EVANSTON—In a startling discovery garnering the attention of local news media, NU Anthropology major and incipient researcher Allison Dumke, through her immersion in local culture, has uncovered the existence of a social life.
“I will not commit the error of overgeneralizing—often called the ‘ethnographic fallacy,’—nor yet speculate on the structural or political economic exigencies of my subjects,” Dumke said, “but it appears they deploy this ‘social life,’ if you will, to have—in a hegemonically constructed, definitely not a priori or ‘given’ sense—fun.” Over the course of a year of fieldwork, she was obliged to attend gatherings where these subjects engaged in an array of rituals involving conversation, drinking, musical performances, long walks, or simply sitting in place together.
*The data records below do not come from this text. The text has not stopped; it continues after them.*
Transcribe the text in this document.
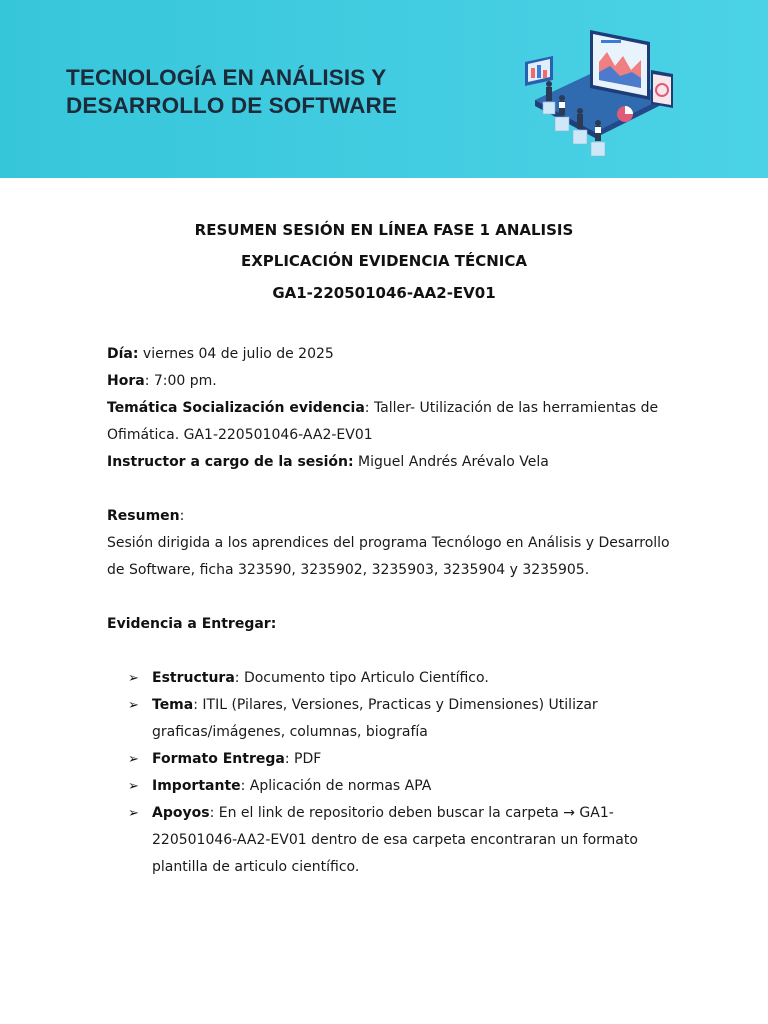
TECNOLOGÍA EN ANÁLISIS Y
DESARROLLO DE SOFTWARE
RESUMEN SESIÓN EN LÍNEA FASE 1 ANALISIS
EXPLICACIÓN EVIDENCIA TÉCNICA
GA1-220501046-AA2-EV01
Día: viernes 04 de julio de 2025
Hora: 7:00 pm.
Temática Socialización evidencia: Taller- Utilización de las herramientas de
Ofimática. GA1-220501046-AA2-EV01
Instructor a cargo de la sesión: Miguel Andrés Arévalo Vela
Resumen:
Sesión dirigida a los aprendices del programa Tecnólogo en Análisis y Desarrollo
de Software, ficha 323590, 3235902, 3235903, 3235904 y 3235905.
Evidencia a Entregar:
➢ Estructura: Documento tipo Articulo Científico.
➢ Tema: ITIL (Pilares, Versiones, Practicas y Dimensiones) Utilizar
graficas/imágenes, columnas, biografía
➢ Formato Entrega: PDF
➢ Importante: Aplicación de normas APA
➢ Apoyos: En el link de repositorio deben buscar la carpeta → GA1-
220501046-AA2-EV01 dentro de esa carpeta encontraran un formato
plantilla de articulo científico.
The reason for these ceremonial practices eludes contemporary anthropologists.
In a brave attempt to resist romanticizing the indigenous, or overly identifying with them in an effort to ‘go native,’ Dumke has declined all offers from her informants to help her in developing her own social life. “It works…within…their culture,” the erstwhile researcher articulated, “But there are experiential limits to cultural relativism. I cannot simply ‘hang out’ for no reason.”
What similarity these humans-with-a-social-life might have to fully civilized, modern, present day human anthropology students at Northwestern remains unanswered as of press time.